Stanford Scholars find AI Detectors Unfairly Penalize Non-Native English Speakers
Scholar warns against placing trust in unreliable and easily manipulated detectors.
A new study from Stanford scholars has revealed that AI detectors, designed to detect content written by AI, are biased against non-native English writers. The research found that the detectors were near-perfect in evaluating essays written by U.S.-born eighth-graders, but classified more than half of TOEFL essays (61.22%) written by non-native English students as AI-generated. In addition, all seven AI detectors unanimously identified 18 of the 91 TOEFL student essays (19%) as AI-generated and a remarkable 89 of the 91 TOEFL essays (97%) were flagged by at least one of the detectors.
Image: Bias in GPT detectors against non-native English writing samples.
Issue with AI Detectors
The issue lies in how these detectors detect AI; they typically score based on a metric known as ‘perplexity’, which correlates with the sophistication of the writing – something in which non-native speakers are naturally going to trail their U.S.-born counterparts. As such, this raises serious questions about the objectivity of Artificial Intelligence detectors and the potential for foreign-born students and workers to be unfairly accused or penalized for cheating.

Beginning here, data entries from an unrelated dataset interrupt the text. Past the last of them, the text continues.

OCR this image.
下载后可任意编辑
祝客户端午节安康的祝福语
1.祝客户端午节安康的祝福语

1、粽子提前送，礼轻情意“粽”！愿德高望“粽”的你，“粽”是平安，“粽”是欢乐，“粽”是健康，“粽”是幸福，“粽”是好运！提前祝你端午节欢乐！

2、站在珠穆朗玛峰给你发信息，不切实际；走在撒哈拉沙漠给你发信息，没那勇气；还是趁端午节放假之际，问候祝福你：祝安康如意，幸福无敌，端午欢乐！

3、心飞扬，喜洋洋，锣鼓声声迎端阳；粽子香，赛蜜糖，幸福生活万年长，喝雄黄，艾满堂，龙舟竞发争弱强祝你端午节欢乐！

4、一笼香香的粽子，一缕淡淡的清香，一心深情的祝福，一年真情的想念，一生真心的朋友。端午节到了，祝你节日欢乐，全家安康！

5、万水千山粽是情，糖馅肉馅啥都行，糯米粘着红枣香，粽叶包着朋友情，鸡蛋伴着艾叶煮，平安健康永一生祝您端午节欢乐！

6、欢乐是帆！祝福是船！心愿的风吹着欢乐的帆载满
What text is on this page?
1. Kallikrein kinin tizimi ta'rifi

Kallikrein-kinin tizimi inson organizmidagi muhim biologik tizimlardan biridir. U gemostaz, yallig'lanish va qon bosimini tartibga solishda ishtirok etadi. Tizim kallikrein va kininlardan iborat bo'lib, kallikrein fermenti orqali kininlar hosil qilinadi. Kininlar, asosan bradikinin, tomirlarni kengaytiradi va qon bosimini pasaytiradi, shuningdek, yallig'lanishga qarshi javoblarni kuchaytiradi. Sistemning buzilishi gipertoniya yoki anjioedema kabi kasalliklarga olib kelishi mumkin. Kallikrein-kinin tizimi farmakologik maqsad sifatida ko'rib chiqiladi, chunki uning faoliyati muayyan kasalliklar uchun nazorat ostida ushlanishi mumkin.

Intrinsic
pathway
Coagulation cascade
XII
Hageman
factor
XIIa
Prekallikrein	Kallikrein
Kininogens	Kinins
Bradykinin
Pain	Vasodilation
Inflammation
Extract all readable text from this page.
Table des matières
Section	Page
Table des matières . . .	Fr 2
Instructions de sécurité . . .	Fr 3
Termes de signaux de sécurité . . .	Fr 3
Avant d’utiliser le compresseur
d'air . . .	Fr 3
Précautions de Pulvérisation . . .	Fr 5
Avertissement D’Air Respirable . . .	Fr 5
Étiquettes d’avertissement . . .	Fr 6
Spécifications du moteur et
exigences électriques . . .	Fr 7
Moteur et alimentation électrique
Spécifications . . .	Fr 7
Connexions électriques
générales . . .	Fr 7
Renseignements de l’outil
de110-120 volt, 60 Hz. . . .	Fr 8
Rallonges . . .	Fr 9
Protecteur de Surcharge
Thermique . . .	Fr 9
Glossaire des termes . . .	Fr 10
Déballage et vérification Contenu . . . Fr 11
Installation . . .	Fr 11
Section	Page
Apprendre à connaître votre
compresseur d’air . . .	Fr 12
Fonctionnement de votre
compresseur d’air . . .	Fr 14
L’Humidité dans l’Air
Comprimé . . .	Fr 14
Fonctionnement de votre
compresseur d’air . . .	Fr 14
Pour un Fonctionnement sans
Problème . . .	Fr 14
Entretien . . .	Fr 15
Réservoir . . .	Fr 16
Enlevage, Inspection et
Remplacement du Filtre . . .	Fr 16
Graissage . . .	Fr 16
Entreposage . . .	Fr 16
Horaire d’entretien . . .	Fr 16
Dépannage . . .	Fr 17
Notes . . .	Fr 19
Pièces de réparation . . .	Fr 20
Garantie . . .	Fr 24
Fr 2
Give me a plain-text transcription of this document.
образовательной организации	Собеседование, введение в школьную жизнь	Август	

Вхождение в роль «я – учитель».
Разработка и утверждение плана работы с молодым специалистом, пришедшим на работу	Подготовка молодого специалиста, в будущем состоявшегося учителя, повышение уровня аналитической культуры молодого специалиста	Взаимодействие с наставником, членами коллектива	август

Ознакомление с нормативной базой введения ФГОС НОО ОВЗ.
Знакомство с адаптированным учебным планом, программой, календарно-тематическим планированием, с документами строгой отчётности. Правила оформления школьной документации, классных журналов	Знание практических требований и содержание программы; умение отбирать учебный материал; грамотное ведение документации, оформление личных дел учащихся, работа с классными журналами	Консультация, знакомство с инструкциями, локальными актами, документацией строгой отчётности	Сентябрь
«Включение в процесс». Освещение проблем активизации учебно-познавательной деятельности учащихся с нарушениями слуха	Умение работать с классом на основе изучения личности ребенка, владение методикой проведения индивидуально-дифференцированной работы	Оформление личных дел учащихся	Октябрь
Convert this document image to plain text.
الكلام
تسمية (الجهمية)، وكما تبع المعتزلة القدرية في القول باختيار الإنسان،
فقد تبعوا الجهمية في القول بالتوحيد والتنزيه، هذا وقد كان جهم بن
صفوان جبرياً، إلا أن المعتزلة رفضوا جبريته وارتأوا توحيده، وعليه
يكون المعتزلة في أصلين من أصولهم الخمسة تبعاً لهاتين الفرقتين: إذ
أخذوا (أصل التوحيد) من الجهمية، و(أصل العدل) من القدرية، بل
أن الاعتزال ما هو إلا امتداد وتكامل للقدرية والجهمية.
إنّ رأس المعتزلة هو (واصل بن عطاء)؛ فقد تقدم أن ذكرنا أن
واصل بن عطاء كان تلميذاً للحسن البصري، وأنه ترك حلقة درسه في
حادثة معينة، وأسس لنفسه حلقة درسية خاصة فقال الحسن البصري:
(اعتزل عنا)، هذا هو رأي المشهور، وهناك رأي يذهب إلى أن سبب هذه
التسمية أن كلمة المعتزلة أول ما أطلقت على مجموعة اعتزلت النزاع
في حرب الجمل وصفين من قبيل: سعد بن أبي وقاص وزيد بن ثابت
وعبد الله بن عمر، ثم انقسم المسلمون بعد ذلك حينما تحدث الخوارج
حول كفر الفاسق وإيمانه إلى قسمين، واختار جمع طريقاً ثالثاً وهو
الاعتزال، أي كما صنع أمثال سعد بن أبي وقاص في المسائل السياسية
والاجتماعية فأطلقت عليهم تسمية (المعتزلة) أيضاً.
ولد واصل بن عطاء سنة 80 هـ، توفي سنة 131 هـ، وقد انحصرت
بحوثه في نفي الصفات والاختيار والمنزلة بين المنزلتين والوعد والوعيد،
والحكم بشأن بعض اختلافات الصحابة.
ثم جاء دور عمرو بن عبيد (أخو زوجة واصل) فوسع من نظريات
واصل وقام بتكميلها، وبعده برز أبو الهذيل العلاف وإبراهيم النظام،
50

Potential Subversion of AI Detectors
The findings of the study have indicated that these detectors can be easily circumvented by the use of prompt engineering, which involves the application of generative AI to rephrase essays in order to incorporate more elaborate vocabulary. This renders them even less dependable and raises further moral quandaries.
Professor James Zou, a senior author of the study and a Professor of Biomedical Data Science at Stanford University, has recommended that we abstain from relying on these detectors in educational settings with a high concentration of non-native English speakers until they have been thoroughly assessed and improved. Additionally, he has proposed that developers move beyond using perplexity as their primary metric and instead implement watermarks in which generative AI embeds subtle indicators of its identity into the content it generates.